Kolmogorov $n$-widths for linear dynamical systems

TL;DR

This paper reveals a direct connection between Kolmogorov n-widths and Hankel singular values in linear time-invariant systems, providing new insights into model reduction techniques and their theoretical underpinnings.

Contribution

It establishes a precise relationship between Kolmogorov n-widths and Hankel singular values for LTI systems, and links active subspaces to Kolmogorov n-widths.

Findings

Kolmogorov n-width equals the (n+1)st Hankel singular value for LTI systems.

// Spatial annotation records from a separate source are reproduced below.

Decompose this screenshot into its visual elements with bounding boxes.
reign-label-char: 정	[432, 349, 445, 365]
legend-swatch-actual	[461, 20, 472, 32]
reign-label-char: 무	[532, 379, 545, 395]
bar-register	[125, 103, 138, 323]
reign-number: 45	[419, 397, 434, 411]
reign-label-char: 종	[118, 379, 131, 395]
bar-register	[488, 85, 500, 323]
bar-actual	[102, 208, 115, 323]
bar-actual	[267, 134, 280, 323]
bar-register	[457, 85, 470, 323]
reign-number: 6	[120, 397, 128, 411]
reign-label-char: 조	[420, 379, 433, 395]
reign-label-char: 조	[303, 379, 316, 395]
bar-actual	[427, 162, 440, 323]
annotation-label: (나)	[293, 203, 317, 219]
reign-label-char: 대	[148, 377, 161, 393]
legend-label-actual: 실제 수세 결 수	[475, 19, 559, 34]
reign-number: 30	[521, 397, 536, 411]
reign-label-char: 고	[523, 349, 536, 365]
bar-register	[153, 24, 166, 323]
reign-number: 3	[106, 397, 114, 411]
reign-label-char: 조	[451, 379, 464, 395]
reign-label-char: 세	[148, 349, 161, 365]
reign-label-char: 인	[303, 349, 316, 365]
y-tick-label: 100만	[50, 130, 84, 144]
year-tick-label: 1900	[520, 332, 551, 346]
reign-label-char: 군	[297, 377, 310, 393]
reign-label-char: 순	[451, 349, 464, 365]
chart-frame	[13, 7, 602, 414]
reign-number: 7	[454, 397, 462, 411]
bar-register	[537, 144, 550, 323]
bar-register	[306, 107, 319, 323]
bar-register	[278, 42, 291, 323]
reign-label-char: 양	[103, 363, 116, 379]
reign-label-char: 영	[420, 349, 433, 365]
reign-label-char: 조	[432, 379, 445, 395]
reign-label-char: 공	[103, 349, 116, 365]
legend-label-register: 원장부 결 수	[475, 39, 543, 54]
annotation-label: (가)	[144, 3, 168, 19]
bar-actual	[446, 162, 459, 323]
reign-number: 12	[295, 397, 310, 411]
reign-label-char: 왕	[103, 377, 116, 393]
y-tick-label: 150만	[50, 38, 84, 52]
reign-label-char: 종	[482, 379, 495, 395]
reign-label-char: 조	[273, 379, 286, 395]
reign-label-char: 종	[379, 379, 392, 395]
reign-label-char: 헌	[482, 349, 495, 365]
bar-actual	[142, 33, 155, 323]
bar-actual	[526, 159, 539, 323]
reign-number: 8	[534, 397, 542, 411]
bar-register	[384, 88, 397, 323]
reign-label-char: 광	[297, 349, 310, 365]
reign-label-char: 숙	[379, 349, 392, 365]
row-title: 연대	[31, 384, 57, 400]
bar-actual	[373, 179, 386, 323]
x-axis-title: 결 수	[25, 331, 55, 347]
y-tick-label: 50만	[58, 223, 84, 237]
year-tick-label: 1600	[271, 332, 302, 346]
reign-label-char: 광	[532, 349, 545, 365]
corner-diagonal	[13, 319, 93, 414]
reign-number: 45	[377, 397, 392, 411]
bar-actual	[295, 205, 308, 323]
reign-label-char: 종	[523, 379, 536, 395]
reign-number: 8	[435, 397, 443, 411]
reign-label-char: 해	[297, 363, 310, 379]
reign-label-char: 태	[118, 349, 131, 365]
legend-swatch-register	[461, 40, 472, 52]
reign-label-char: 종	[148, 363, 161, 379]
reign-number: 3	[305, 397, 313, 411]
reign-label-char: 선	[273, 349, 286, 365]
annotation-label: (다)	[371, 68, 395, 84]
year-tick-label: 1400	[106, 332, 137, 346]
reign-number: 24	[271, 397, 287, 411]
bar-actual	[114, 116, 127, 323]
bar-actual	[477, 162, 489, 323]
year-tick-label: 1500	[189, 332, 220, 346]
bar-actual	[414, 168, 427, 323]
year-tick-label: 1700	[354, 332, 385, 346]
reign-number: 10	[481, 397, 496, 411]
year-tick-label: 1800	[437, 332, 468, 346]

A lower bound for the Kolmogorov n-width in parametric LTI systems is derived.

Active subspaces are shown to be dual to the minimizing subspace for Kolmogorov n-width.

Abstract

Kolmogorov $n$-widths and Hankel singular values are two commonly used concepts in model reduction. Here we show that for the special case of linear time-invariant dynamical (LTI) systems, these two concepts are directly connected. More specifically, the greedy search applied to the Hankel operator of an LTI system resembles the minimizing subspace for the Kolmogorov n-width and the Kolmogorov $n$-width of an LTI system equals its $(n+1)st$ Hankel singular value once the subspaces are appropriately defined. We also establish a lower bound for the Kolmorogov $n$-width for parametric LTI systems and illustrate that the method of active subspaces can be viewed as the dual concept to the minimizing subspace for the Kolmogorov $n$-width.